Sir-Charlie
You said in #47 that all these practices come from the same line of reasoning. I don’t think that’s right, and the distinction matters.
When someone says they have gender dysphoria and seeks treatment, that’s a clinical diagnosis with specific criteria. There’s documented distress, assessment, treatment protocols, follow-ups, outcomes. When someone online says they “identify as a fox,” that’s… not that. Different claims, different categories.
Bundling them as “one ideology” doesn’t help anyone understand what’s happening. It flattens everything into culture-war noise and makes it impossible to judge specific policies on their own merits.
You’ve said more than once that people shouldn’t be institutionalized or banned from transitioning. That’s a real policy position. The “greater ideological threat” framing erases it by turning the whole thing into a binary: accept all of it or reject all of it. Which side of that do you actually want to be on?

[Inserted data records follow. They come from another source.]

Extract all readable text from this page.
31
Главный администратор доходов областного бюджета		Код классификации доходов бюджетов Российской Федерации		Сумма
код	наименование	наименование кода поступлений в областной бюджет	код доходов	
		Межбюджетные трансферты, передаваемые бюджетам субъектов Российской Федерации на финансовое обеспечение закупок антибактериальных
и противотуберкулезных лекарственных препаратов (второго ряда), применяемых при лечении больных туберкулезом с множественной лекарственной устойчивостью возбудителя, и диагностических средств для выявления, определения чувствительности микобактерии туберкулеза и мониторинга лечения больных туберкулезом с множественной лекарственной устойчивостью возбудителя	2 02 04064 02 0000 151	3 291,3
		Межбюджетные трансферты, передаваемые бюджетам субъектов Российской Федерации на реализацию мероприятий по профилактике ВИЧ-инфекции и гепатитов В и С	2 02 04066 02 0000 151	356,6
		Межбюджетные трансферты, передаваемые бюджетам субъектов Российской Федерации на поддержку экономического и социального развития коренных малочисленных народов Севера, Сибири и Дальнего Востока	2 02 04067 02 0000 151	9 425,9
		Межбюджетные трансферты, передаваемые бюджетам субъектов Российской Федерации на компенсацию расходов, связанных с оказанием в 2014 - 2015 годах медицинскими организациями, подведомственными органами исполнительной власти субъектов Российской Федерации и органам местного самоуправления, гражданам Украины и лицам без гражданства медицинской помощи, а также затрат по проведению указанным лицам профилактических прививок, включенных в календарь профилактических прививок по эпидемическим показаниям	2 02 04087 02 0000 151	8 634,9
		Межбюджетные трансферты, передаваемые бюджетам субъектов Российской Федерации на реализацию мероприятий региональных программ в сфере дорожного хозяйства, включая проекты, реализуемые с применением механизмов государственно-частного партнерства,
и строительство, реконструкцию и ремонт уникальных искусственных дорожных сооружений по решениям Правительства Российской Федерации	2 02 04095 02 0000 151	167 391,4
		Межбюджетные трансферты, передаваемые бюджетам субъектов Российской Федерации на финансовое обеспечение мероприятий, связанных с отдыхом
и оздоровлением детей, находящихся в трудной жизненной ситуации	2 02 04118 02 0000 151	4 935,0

The bathroom point from #35 is a clean example. You said you’re worried about predators exploiting policies, not about trans people themselves. Fine. That’s an implementation question. But where trans-inclusive bathroom policies exist, the predicted spike in assaults hasn’t shown up. The hypothesis didn’t match the data.
I’m not asking you to find this normal or to celebrate it. I’m asking you, if your stated position is “I oppose banning it,” to separate that from the people here who do want bans and are using the ideology frame to justify them.
Because “this is all connected to foxes and absurdity” is the argument people use right before “therefore we need laws against it.” And you’ve already said you oppose those laws. So what, exactly, are you defending?